For every person suffering from dementia, there are caregivers who are also trying to cope and deal with major life changes.

COEUR D'ALENE, Idaho-- The illness that is diagnosed every four seconds, dementia, affects more than 50 million people worldwide.

The Lodge, an assisted living facility offers a virtual tour that can help caregivers and family members feel what their loved ones are feeling.

For every person suffering from dementia, there are caregivers who are also trying to cope and deal with major life changes.

The goal of the virtual tour is to put the mental and physical challenges that people with dementia face into sharper focus.

"We're trying to create awareness, we're trying to give people an opportunity to walk in their shoes, cause if you walk in their shoes, how much better of a caregiver would you be?" said The Lodge Executive Administrator Denise Sowell.

The virtual tour experience begins by being outfitted with accessories and devices that simulate specific aspects of dementia.

The outfit includes spiked plastic inserts that mimic what it is like to have neuropathy (or the pins and needles feeling) when circulation is cut off from your feet.
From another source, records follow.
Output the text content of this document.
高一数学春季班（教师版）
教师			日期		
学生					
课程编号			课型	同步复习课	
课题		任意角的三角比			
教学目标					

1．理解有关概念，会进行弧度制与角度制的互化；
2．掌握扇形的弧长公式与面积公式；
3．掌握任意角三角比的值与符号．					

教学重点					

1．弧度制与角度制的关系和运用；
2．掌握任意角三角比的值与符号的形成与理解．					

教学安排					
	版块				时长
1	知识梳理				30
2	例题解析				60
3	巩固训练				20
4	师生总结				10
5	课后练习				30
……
The gloves are to cause the loss of motor skills that make it difficult to do everyday tasks like buttoning shirts and getting dressed. The goggles are to stimulate macular degeneration and loss of peripheral vision. The last piece to the outfit, headphones, are to distort hearing and comprehension by filling your ears with loud and distracting noise.

Participants of the virtual tour were told to do everyday chores such as setting a dinner table and opening a pill bottle in 10 minutes. Many had difficulties finishing the tasks in time.

"You are trying to maneuver out of something that you can't if you have dementia," said Director of Building Relations Nat Linda Davis. You tried this belt and now it's backwards, they sometimes lash out at their caregivers because they are so frustrated, but the caregivers are nothing but love."

Pat Ferriola, wife and dementia caregiver thought she knew everything to know about dementia until she tried the virtual tour. "I thought that I knew how to deal with this, of course when you live with it 24/7 it's very different," said Ferriola. "I couldn't see, you couldn't concentrate because of the noise that was constantly in your head and it was just frustrating."

In many cases, dementia patients don't look sick which makes it hard for caregivers to understand their limits and that can lead to a cycle of frustration and resentment.

The Lodge's Dementia Tour is open to the public and is free of charge. The whole tour takes around 20 minutes to complete.